An analysis by the Henry J. Kaiser Family Foundation of 2016 premium changes for plans offered though the health insurance exchanges found premium changes varied significantly by city and area of the country. The analysis also found that plans offered through the exchanges that had the lowest premiums in 2015 generally were not the lowest cost plan in 2016. As a result, even though the participant may like the plan they have, they may not be able to keep it, and still be enrolled in the lowest cost plan offered through the exchange.
As workers choose their health care plans for 2016—whether through their employer or the health insurance exchange—more and more individuals will choose, or be forced to choose, HSA-compatible HDHPs because of the cost savings associated with them. This is good news for credit unions offering HSAs, as it will result in HSA program growth.

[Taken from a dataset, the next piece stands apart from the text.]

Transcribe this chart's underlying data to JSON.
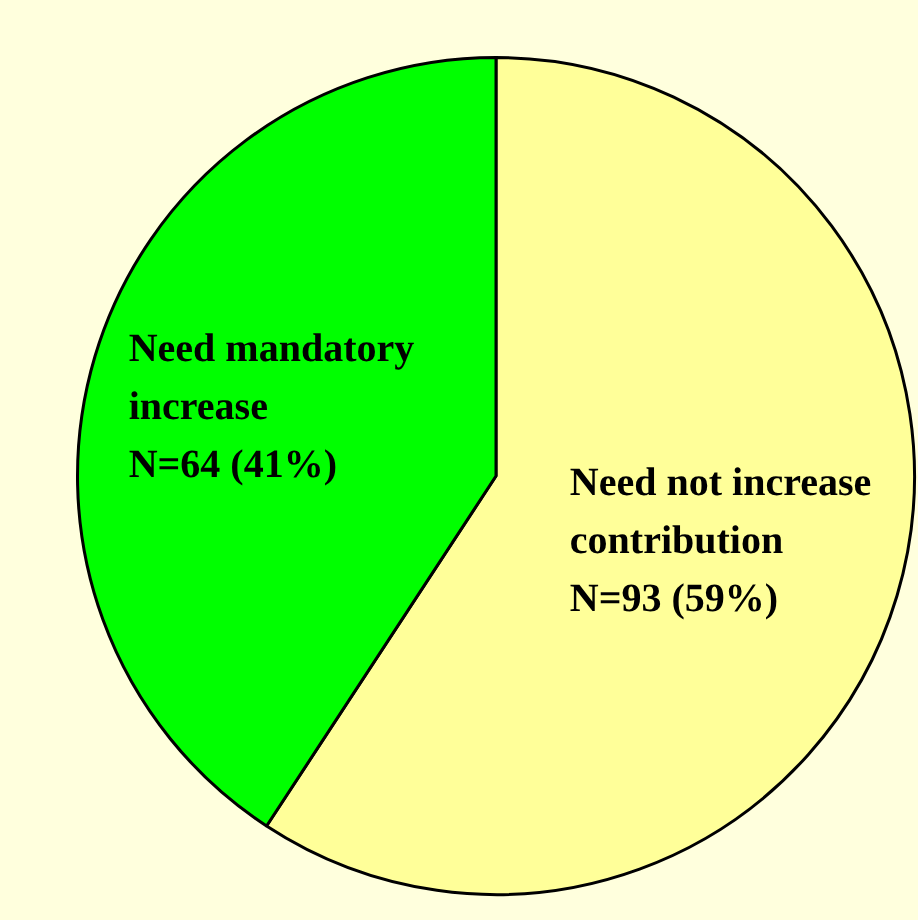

Credit unions offering HSAs reported double-digit growth in HSA deposits last year, according to call report data analyzed by the Economics and Statistics Department of the Credit Union National Association. This double-digit growth, in both the number of HSAs and deposits to them, is likely to continue as health care costs rise and workers switch to lower-cost HSA-compatible HDHPs.
If your credit union does not offer HSAs, consider offering them as a way to help your members manage their healthcare costs and benefit from the substantial tax benefits associated with them.